Exact Change - the fifth test

Hello. I’ve definitely hit rounding issues. My code passes all the tests other than the fifth one. I end up with 3 cents rather than 4 cents and so ‘Insufficient Funds’ is returned. Any ideas? Thanks.

function checkCashRegister(price, cash, cid) {

  var denoms = [100, 20, 10, 5, 1, 0.25, 0.1, 0.05, 0.01];
  var totalInDrawer = cid.map(function(arr) {
    return arr[1];
  }).reduce(function(a, b) {
    return a + b;
  });
  var changeLeft = cash - price;
  var changeArr = [];

  if (totalInDrawer == changeLeft) {
    return "Closed";
  }

  cid.reverse();

  cid.forEach(function(arr, index) {
    if (arr[1] > 0 && changeLeft >= denoms[index]) {
      var change = Math.min(arr[1], Math.floor(changeLeft / denoms[index]) * denoms[index]);
      var forChangeArr = [];
      forChangeArr[0] = arr[0];
      forChangeArr[1] = change;
      changeArr.push(forChangeArr);
      changeLeft -= change;
      console.log(change, forChangeArr, changeLeft);
    }
  });

  if (changeLeft > 0) {
    return "Insufficient Funds";
  } else return changeArr;
}

console.log(checkCashRegister(3.26, 100.00, [
  ["PENNY", 1.01],
  ["NICKEL", 2.05],
  ["DIME", 3.10],
  ["QUARTER", 4.25],
  ["ONE", 90.00],
  ["FIVE", 55.00],
  ["TEN", 20.00],
  ["TWENTY", 60.00],
  ["ONE HUNDRED", 100.00]
]));

I guess the Math.round() is causing this, because it rounds to an integer. You can avoid this by using something like this: Math.round(someValue*100)/100 to round to hundredths.

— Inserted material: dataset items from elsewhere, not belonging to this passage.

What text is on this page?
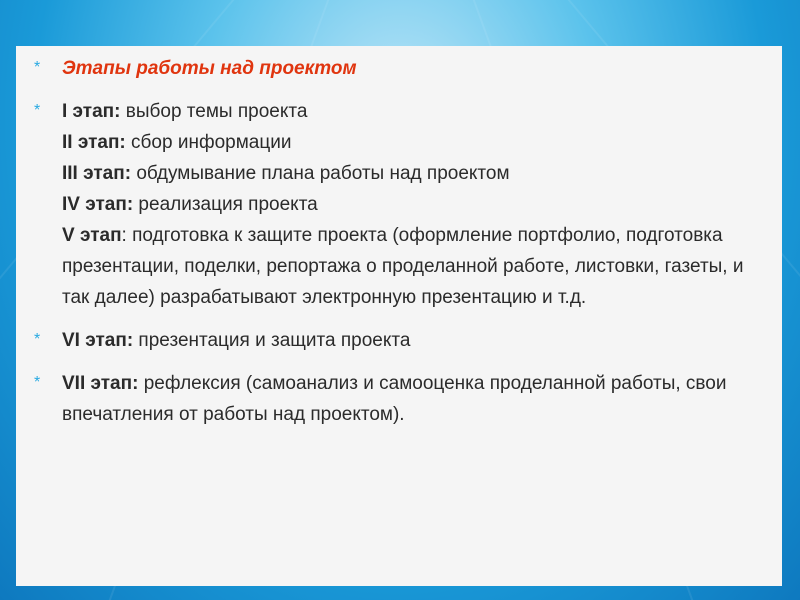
* Этапы работы над проектом
* I этап: выбор темы проекта
II этап: сбор информации
III этап: обдумывание плана работы над проектом
IV этап: реализация проекта
V этап: подготовка к защите проекта (оформление портфолио, подготовка презентации, поделки, репортажа о проделанной работе, листовки, газеты, и так далее) разрабатывают электронную презентацию и т.д.
* VI этап: презентация и защита проекта
* VII этап: рефлексия (самоанализ и самооценка проделанной работы, свои впечатления от работы над проектом).
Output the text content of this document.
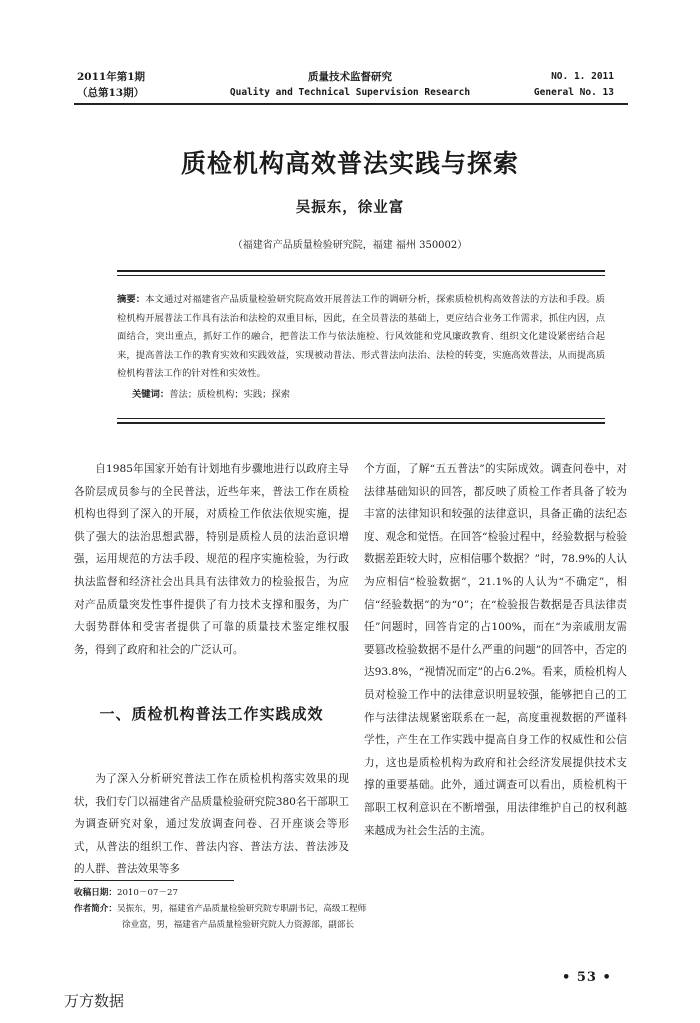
2011年第1期
（总第13期）
质量技术监督研究
Quality and Technical Supervision Research
NO. 1. 2011
General No. 13
质检机构高效普法实践与探索
吴振东，徐业富
（福建省产品质量检验研究院，福建 福州 350002）
摘要：本文通过对福建省产品质量检验研究院高效开展普法工作的调研分析，探索质检机构高效普法的方法和手段。质检机构开展普法工作具有法治和法检的双重目标，因此，在全员普法的基础上，更应结合业务工作需求，抓住内因，点面结合，突出重点，抓好工作的融合，把普法工作与依法施检、行风效能和党风廉政教育、组织文化建设紧密结合起来，提高普法工作的教育实效和实践效益，实现被动普法、形式普法向法治、法检的转变，实施高效普法，从而提高质检机构普法工作的针对性和实效性。
关键词：普法；质检机构；实践；探索

自1985年国家开始有计划地有步骤地进行以政府主导各阶层成员参与的全民普法，近些年来，普法工作在质检机构也得到了深入的开展，对质检工作依法依规实施，提供了强大的法治思想武器，特别是质检人员的法治意识增强，运用规范的方法手段、规范的程序实施检验，为行政执法监督和经济社会出具具有法律效力的检验报告，为应对产品质量突发性事件提供了有力技术支撑和服务，为广大弱势群体和受害者提供了可靠的质量技术鉴定维权服务，得到了政府和社会的广泛认可。

一、质检机构普法工作实践成效

为了深入分析研究普法工作在质检机构落实效果的现状，我们专门以福建省产品质量检验研究院380名干部职工为调查研究对象，通过发放调查问卷、召开座谈会等形式，从普法的组织工作、普法内容、普法方法、普法涉及的人群、普法效果等多

个方面，了解“五五普法”的实际成效。调查问卷中，对法律基础知识的回答，都反映了质检工作者具备了较为丰富的法律知识和较强的法律意识，具备正确的法纪态度、观念和觉悟。在回答“检验过程中，经验数据与检验数据差距较大时，应相信哪个数据？”时，78.9%的人认为应相信“检验数据”，21.1%的人认为“不确定”，相信“经验数据”的为“0”；在“检验报告数据是否具法律责任”问题时，回答肯定的占100%，而在“为亲戚朋友需要篡改检验数据不是什么严重的问题”的回答中，否定的达93.8%，“视情况而定”的占6.2%。看来，质检机构人员对检验工作中的法律意识明显较强，能够把自己的工作与法律法规紧密联系在一起，高度重视数据的严谨科学性，产生在工作实践中提高自身工作的权威性和公信力，这也是质检机构为政府和社会经济发展提供技术支撑的重要基础。此外，通过调查可以看出，质检机构干部职工权利意识在不断增强，用法律维护自己的权利越来越成为社会生活的主流。

收稿日期：2010－07－27
作者简介：吴振东，男，福建省产品质量检验研究院专职副书记，高级工程师
徐业富，男，福建省产品质量检验研究院人力资源部，副部长
• 53 •
万方数据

Haven’t tested it, so it might be something else.

Thanks for looking. I’ve just realised I meant to use Math.floor. That gets me closer to the solution - I don’t get the $2 now. But rounding errors are now definitely causing the test to fail - I end up with 3 cents rather than 4 cents and so I get ‘Insufficient Funds’ returned. * 100 / 100 doesn’t seem to help.

Change this:
changeLeft -= change;
To this:
changeLeft = Math.round((changeLeft - change)*100)/100;

Just checked and it works. (if you also change to Math.floor).

This will round the result every “turn”, so the floating point error is removed every time.

Hey Ipgm,

It sounds like what you’re encountering is floating point precision in JavaScript. Sometimes when you’re working with decimals you’ll get some strange results unless you perform mathematical operation that might be between decimal numbers a certain way.

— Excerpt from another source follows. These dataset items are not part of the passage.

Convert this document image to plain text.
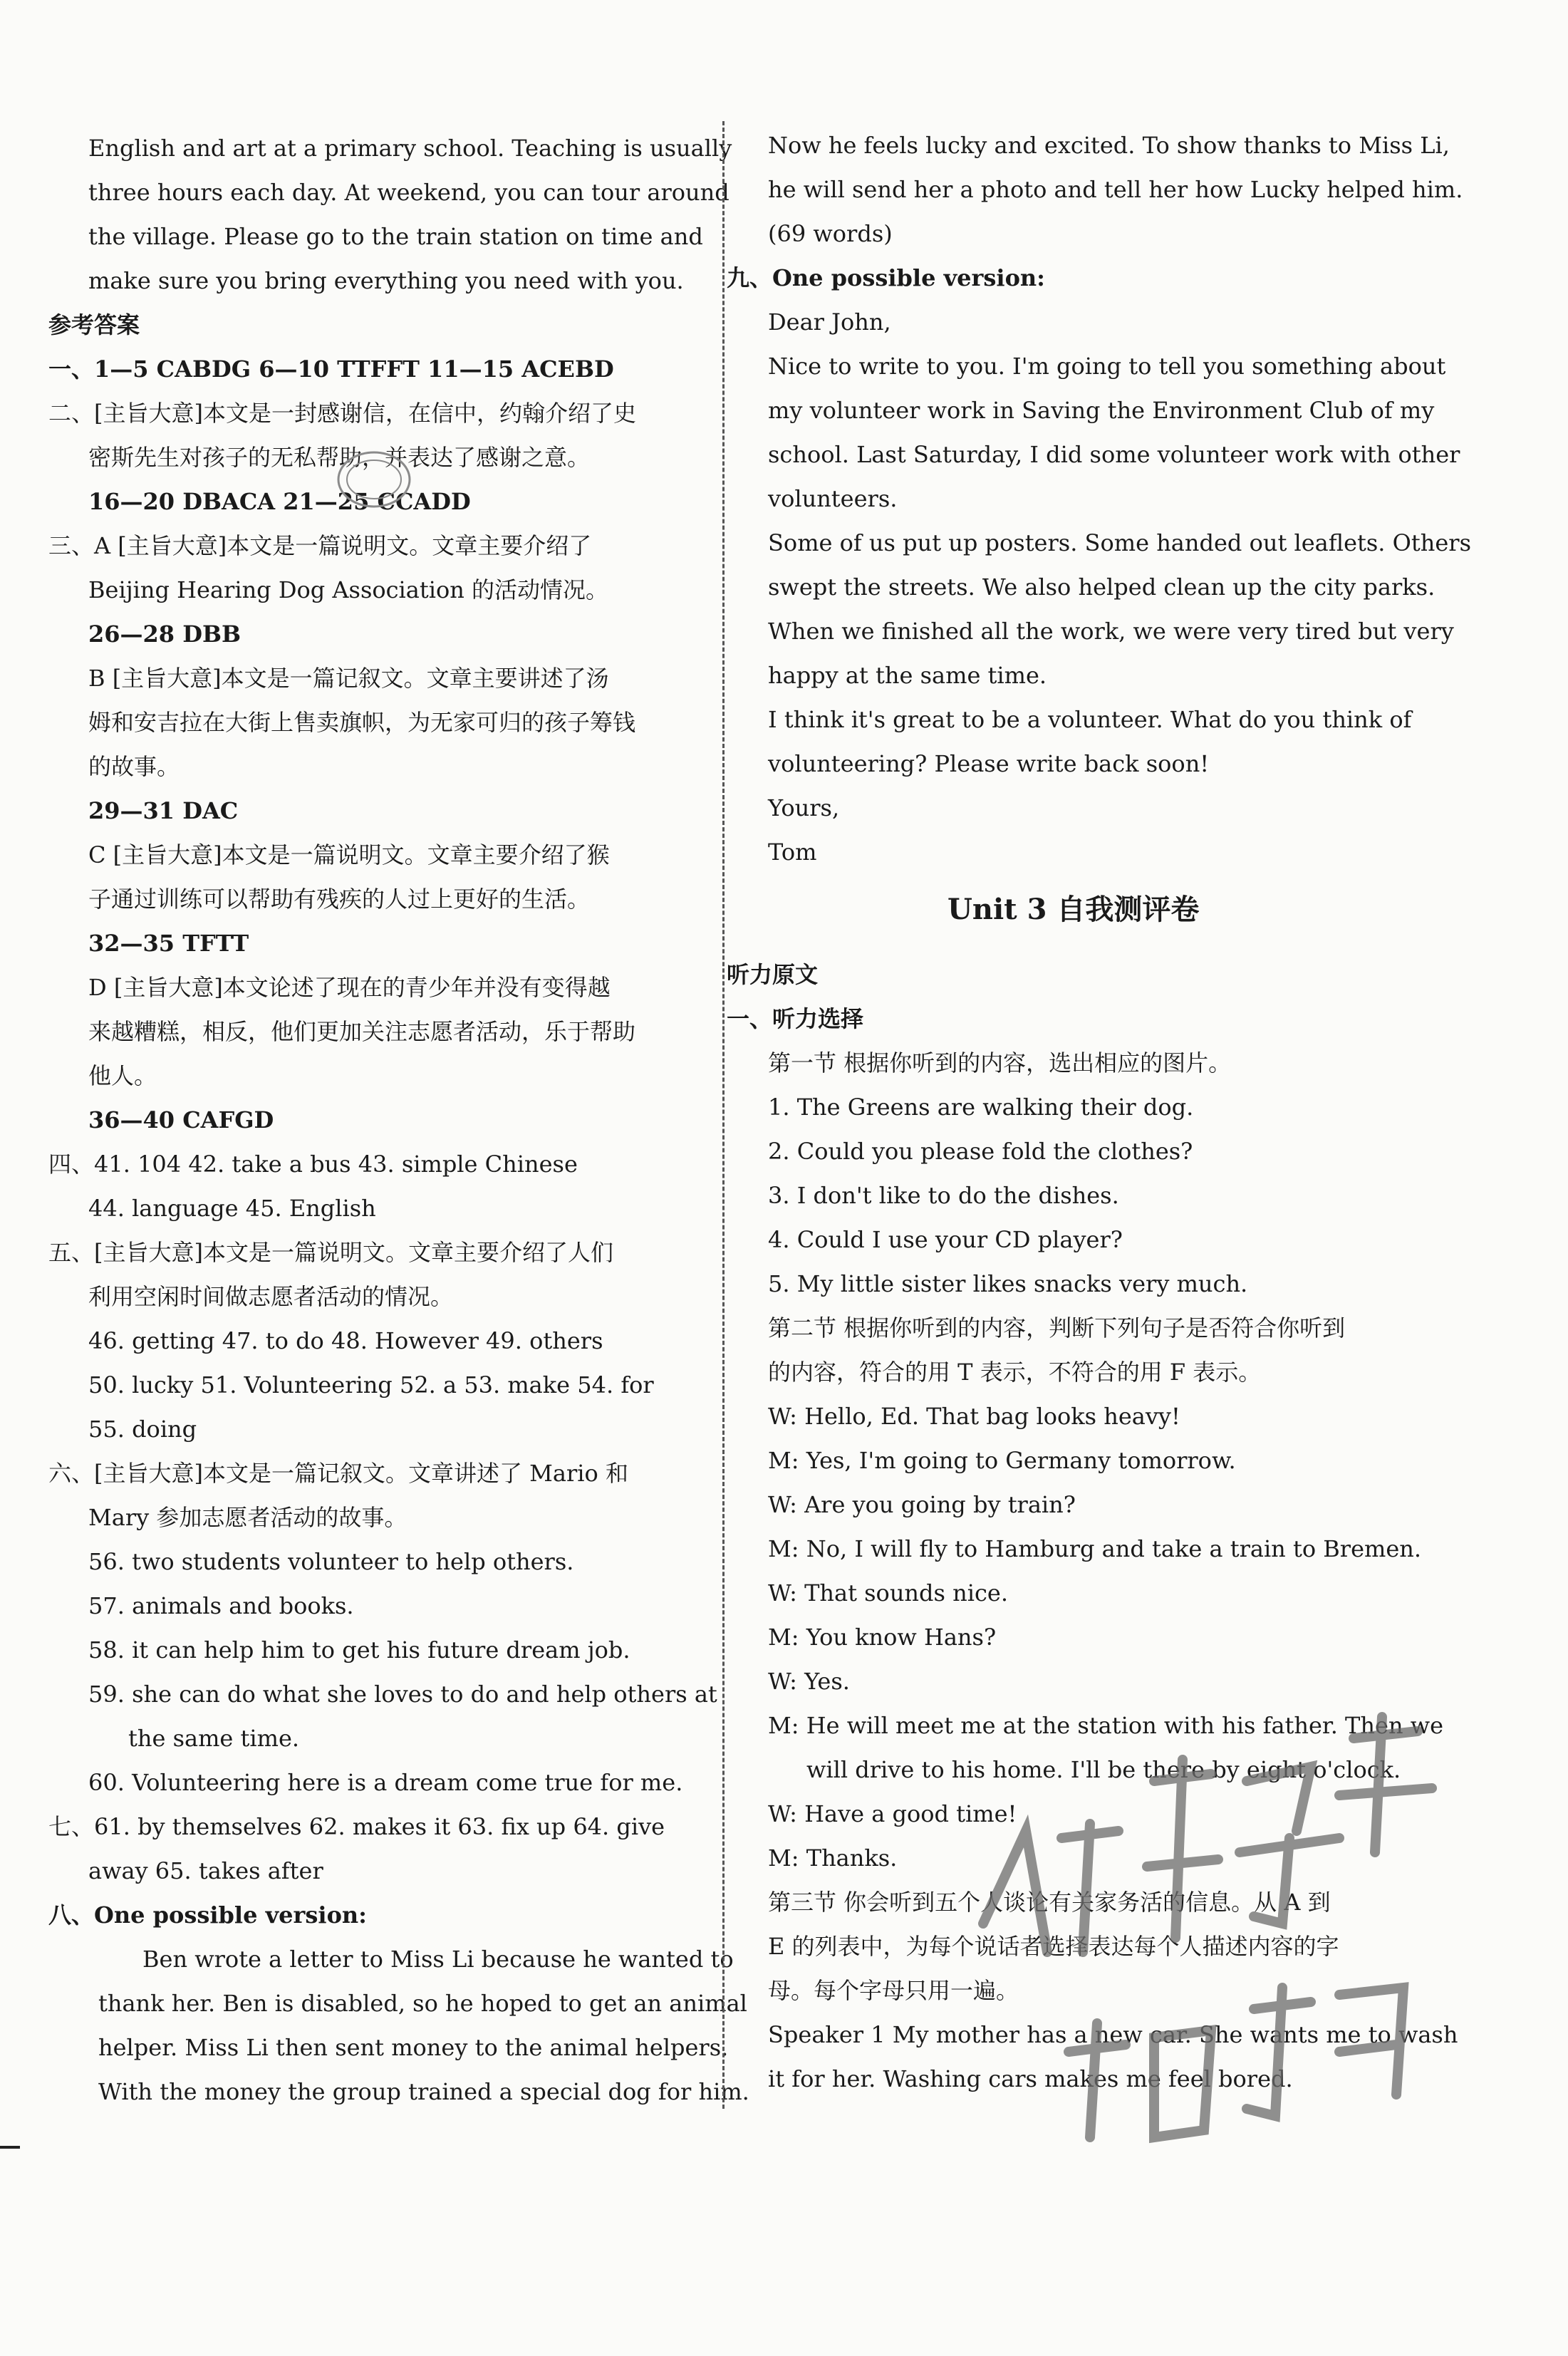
English and art at a primary school. Teaching is usually
three hours each day. At weekend, you can tour around
the village. Please go to the train station on time and
make sure you bring everything you need with you.
参考答案
一、1—5 CABDG 6—10 TTFFT 11—15 ACEBD
二、[主旨大意]本文是一封感谢信，在信中，约翰介绍了史
密斯先生对孩子的无私帮助，并表达了感谢之意。
16—20 DBACA 21—25 CCADD
三、A [主旨大意]本文是一篇说明文。文章主要介绍了
Beijing Hearing Dog Association 的活动情况。
26—28 DBB
B [主旨大意]本文是一篇记叙文。文章主要讲述了汤
姆和安吉拉在大街上售卖旗帜，为无家可归的孩子筹钱
的故事。
29—31 DAC
C [主旨大意]本文是一篇说明文。文章主要介绍了猴
子通过训练可以帮助有残疾的人过上更好的生活。
32—35 TFTT
D [主旨大意]本文论述了现在的青少年并没有变得越
来越糟糕，相反，他们更加关注志愿者活动，乐于帮助
他人。
36—40 CAFGD
四、41. 104 42. take a bus 43. simple Chinese
44. language 45. English
五、[主旨大意]本文是一篇说明文。文章主要介绍了人们
利用空闲时间做志愿者活动的情况。
46. getting 47. to do 48. However 49. others
50. lucky 51. Volunteering 52. a 53. make 54. for
55. doing
六、[主旨大意]本文是一篇记叙文。文章讲述了 Mario 和
Mary 参加志愿者活动的故事。
56. two students volunteer to help others.
57. animals and books.
58. it can help him to get his future dream job.
59. she can do what she loves to do and help others at
the same time.
60. Volunteering here is a dream come true for me.
七、61. by themselves 62. makes it 63. fix up 64. give
away 65. takes after
八、One possible version:
Ben wrote a letter to Miss Li because he wanted to
thank her. Ben is disabled, so he hoped to get an animal
helper. Miss Li then sent money to the animal helpers.
With the money the group trained a special dog for him.
Now he feels lucky and excited. To show thanks to Miss Li,
he will send her a photo and tell her how Lucky helped him.
(69 words)
九、One possible version:
Dear John,
Nice to write to you. I'm going to tell you something about
my volunteer work in Saving the Environment Club of my
school. Last Saturday, I did some volunteer work with other
volunteers.
Some of us put up posters. Some handed out leaflets. Others
swept the streets. We also helped clean up the city parks.
When we finished all the work, we were very tired but very
happy at the same time.
I think it's great to be a volunteer. What do you think of
volunteering? Please write back soon!
Yours,
Tom
Unit 3 自我测评卷
听力原文
一、听力选择
第一节 根据你听到的内容，选出相应的图片。
1. The Greens are walking their dog.
2. Could you please fold the clothes?
3. I don't like to do the dishes.
4. Could I use your CD player?
5. My little sister likes snacks very much.
第二节 根据你听到的内容，判断下列句子是否符合你听到
的内容，符合的用 T 表示，不符合的用 F 表示。
W: Hello, Ed. That bag looks heavy!
M: Yes, I'm going to Germany tomorrow.
W: Are you going by train?
M: No, I will fly to Hamburg and take a train to Bremen.
W: That sounds nice.
M: You know Hans?
W: Yes.
M: He will meet me at the station with his father. Then we
will drive to his home. I'll be there by eight o'clock.
W: Have a good time!
M: Thanks.
第三节 你会听到五个人谈论有关家务活的信息。从 A 到
E 的列表中，为每个说话者选择表达每个人描述内容的字
母。每个字母只用一遍。
Speaker 1 My mother has a new car. She wants me to wash
it for her. Washing cars makes me feel bored.
优+学案 课时通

You can read more about this here: http://stackoverflow.com/questions/11695618/dealing-with-float-precision-in-javascript

You’re code is going to have to look something like this:

var difference = Math.round((parseFloat(firstNum) - parseFloat(secondNum)) * floatPrecision) / floatPrecision;

Where floatPrecision is a constant such as 1000.

Brilliant. It does work. Thanks a lot. I’ll have a read about Math.round and floating points.

Time to check the answer wiki now and find out what the answer really is!

Thanks for this. I’ll swot up on floating points then!